COLOCATE USING - Specifies a clause that forces tables that use the same sparse
map to be stored on the same subset of AMPs.
COLOCATE USING is required with a sparse map. It cannot be used
with a contiguous map.
colocation_name - Specifies the colocation name, usually databasename_tablename.
NOTES:
1. Function accepts positional arguments only.
2. If no argument is passed to hashamp(), function returns an INTEGER that is one less than the
maximum number of AMPs in the system.
3. If ColumnExpression is not specified:
a. For a contiguous map: The function returns an INTEGER representing the highest AMP number
in the specified or default contiguous map. For a contiguous map
starting at AMP zero, adding one to the result gives the total number
of AMPs in the contiguous map.
b. For a sparse map: Expression must be specified for a sparse map.
4. If ColumnExpression is specified, the function returns the ID of the primary AMP corresponding
to the hash bucket number specified in ColumnExpression, based on the specified or default map.
EXAMPLES:
# Load the data to run the example.
>>> load_example_data("dataframe", "admissions_train")
>>>
# Create a DataFrame on 'admissions_train' table.

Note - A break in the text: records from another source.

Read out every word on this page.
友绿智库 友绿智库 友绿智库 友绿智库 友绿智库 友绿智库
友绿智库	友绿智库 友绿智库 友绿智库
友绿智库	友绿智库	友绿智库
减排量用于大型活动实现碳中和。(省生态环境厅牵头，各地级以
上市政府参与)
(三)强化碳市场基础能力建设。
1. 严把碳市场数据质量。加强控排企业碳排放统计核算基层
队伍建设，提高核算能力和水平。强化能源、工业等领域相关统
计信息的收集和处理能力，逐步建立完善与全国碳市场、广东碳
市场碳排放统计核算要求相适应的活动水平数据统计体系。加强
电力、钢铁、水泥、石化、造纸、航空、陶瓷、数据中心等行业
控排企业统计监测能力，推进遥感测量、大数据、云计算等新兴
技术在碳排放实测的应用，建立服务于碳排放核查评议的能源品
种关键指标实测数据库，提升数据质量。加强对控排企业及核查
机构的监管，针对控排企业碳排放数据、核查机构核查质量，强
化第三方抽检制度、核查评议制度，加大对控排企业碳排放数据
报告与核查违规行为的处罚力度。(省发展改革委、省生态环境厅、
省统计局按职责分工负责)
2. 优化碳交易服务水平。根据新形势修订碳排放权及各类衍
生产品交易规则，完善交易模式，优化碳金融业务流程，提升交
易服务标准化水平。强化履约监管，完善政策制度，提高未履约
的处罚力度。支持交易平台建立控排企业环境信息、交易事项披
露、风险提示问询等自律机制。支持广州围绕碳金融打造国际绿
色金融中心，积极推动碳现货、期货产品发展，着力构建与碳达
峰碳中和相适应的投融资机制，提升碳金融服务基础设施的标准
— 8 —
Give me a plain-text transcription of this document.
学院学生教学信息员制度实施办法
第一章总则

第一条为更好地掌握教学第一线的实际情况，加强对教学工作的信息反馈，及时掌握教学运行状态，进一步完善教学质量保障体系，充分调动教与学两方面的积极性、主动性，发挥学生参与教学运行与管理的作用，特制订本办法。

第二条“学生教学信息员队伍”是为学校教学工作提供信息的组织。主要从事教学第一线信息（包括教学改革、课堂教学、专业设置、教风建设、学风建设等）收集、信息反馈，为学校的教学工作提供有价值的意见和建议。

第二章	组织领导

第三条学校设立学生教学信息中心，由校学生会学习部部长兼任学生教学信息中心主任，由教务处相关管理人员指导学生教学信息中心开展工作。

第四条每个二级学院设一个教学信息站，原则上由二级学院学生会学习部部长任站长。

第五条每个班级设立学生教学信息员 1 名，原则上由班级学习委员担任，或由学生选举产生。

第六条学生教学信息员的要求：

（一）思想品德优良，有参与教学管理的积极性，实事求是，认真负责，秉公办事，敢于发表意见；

>>> admissions_train = DataFrame("admissions_train")
>>> admissions_train
masters gpa stats programming admitted
id
22 yes 3.46 Novice Beginner 0
36 no 3.00 Advanced Novice 0
15 yes 4.00 Advanced Advanced 1
38 yes 2.65 Advanced Beginner 1
5 no 3.44 Novice Novice 0
17 no 3.83 Advanced Advanced 1
34 yes 3.85 Advanced Beginner 0
13 no 4.00 Advanced Novice 1
26 yes 3.57 Advanced Advanced 1
19 yes 1.98 Advanced Advanced 0
>>>
# Import func from sqlalchemy to execute hashamp function.
>>> from sqlalchemy import func
# Example 1: Executing hashamp() function without argument to return primary AMP number.
# Create a sqlalchemy Function object.
>>> hashamp_func_ = func.hashamp()
>>>
# Pass the Function object as input to DataFrame.assign().
>>> df = admissions_train.assign(hashamp_=hashamp_func_)
>>> print(df)
masters gpa stats programming admitted hashamp_
id
13 no 4.00 Advanced Novice 1 3
26 yes 3.57 Advanced Advanced 1 3
5 no 3.44 Novice Novice 0 3
19 yes 1.98 Advanced Advanced 0 3
15 yes 4.00 Advanced Advanced 1 3
40 yes 3.95 Novice Beginner 0 3
7 yes 2.33 Novice Novice 1 3
22 yes 3.46 Novice Beginner 0 3
36 no 3.00 Advanced Novice 0 3
38 yes 2.65 Advanced Beginner 1 3
>>>
# Example 2: Executing hashamp() function to return primary AMP number corresponding
# to values in "id" column.
# Create a sqlalchemy Function object.
>>> hashamp_func_ = func.hashamp(admissions_train.id.expression)
>>>
# Pass the Function object as input to DataFrame.assign().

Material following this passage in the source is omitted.